Not for the superstitious, nor to be experienced by dark, Glasgow’s 37-acre Necropolis is a treasure trove of fascinating architecture, sculpture and stories from the city’s Victorian past that’s been described by one historian as ‘literally a city of the dead’. Modelled on Père-Lachaise in Paris, it’s estimated that somewhere around 50,000 burials – as marked by around 3,500 monuments (most burials don’t have gravestones) – occurred here between its opening in 1832 and the laying to rest of Commonwealth war dead in the 1940s.

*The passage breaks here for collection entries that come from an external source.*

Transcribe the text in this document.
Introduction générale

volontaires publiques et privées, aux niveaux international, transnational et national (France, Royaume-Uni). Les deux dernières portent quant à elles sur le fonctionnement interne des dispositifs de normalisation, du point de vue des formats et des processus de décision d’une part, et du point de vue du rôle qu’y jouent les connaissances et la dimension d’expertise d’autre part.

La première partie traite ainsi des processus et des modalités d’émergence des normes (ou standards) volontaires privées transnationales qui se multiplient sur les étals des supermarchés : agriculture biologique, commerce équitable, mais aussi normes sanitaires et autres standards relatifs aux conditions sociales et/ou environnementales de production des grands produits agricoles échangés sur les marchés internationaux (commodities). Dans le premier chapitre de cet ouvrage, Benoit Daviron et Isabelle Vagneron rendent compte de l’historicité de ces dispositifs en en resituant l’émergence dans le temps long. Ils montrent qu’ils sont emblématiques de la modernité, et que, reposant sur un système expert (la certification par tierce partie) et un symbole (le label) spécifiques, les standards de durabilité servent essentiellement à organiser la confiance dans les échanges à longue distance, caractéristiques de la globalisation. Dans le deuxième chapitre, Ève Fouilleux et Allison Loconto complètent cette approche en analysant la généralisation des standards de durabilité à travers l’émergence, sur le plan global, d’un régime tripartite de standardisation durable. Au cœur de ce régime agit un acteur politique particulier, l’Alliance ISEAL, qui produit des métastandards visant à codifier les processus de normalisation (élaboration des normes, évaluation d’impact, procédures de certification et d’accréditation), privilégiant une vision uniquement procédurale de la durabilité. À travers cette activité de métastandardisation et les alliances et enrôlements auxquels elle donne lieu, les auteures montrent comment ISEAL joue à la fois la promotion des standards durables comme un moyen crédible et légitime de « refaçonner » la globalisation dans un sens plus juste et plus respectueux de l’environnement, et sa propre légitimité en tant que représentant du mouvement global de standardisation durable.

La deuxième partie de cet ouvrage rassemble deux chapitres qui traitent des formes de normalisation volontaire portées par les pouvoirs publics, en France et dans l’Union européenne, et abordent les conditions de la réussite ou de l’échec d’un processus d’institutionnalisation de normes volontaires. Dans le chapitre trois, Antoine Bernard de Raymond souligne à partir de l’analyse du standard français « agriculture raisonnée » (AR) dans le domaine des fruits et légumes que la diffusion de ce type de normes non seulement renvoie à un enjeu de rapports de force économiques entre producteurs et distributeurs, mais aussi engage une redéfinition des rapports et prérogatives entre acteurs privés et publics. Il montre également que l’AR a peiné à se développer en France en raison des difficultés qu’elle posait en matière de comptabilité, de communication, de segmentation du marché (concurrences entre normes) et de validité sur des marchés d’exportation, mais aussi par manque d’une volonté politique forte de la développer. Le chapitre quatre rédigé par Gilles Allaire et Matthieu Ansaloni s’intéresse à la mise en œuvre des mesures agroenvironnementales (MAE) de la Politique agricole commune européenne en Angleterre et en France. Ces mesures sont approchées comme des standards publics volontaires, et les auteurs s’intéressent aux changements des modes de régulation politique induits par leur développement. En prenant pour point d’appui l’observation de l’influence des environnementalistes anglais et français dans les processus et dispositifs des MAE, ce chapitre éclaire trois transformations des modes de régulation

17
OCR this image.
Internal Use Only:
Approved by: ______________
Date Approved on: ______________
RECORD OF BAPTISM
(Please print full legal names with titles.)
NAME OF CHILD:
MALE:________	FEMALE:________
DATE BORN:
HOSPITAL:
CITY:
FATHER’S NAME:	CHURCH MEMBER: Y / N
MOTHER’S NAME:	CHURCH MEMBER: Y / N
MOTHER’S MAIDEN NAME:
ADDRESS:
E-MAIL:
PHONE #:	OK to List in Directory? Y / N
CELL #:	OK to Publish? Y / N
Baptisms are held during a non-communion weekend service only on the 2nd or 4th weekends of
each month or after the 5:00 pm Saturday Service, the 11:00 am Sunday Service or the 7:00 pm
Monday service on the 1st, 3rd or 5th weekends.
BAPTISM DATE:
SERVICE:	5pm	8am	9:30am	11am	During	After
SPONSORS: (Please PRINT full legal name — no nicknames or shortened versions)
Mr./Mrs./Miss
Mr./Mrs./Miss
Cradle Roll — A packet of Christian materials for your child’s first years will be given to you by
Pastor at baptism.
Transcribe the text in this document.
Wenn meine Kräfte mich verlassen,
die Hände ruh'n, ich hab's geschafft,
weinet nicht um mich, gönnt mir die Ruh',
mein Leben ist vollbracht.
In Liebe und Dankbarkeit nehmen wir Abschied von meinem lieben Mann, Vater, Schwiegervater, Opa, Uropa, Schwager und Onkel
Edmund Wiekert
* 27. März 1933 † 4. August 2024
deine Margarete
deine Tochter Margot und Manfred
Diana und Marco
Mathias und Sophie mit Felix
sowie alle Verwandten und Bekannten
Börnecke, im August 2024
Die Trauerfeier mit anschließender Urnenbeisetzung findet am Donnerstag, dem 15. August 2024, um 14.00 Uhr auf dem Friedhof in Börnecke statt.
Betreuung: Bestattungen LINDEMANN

Located adjacent to Glasgow Cathedral, and commonly visited in combination with the cathedral and the nearby St Mungo’s Museum of Religious Life and Art, the Necropolis was built in the Classical Revival architectural fashion by the Merchants’ House of Glasgow in 1831. Its most prominent monument, dominating the hill and actually predating the Necropolis by several years, is to John Knox, the Scottish clergyman and writer who was a leader of the Protestant Reformation in the sixteenth century.
Noteworthy Glaswegians to have been laid to rest nearby, and commemorated with large statues and monuments, include chemist and industrialist Charles Tennant, businessman and religious controversialist William McGavin and several members of the Blackie publishing dynasty (for whom Charles Rennie Mackintosh designed the famous Hill House in Helensburgh).
Volunteer-led guided walking tours of the cemetery are available for free (save for a suggested donation), and are recommended to help make sense of its sprawling, somewhat haphazard layout and complex topography. If you’d prefer to explore the Necropolis alone – and it’s a brave soul who chooses to do so – a useful pocket-guide to 60 of the most famous monuments is available to purchase from the Friends of Glasgow Necropolis website.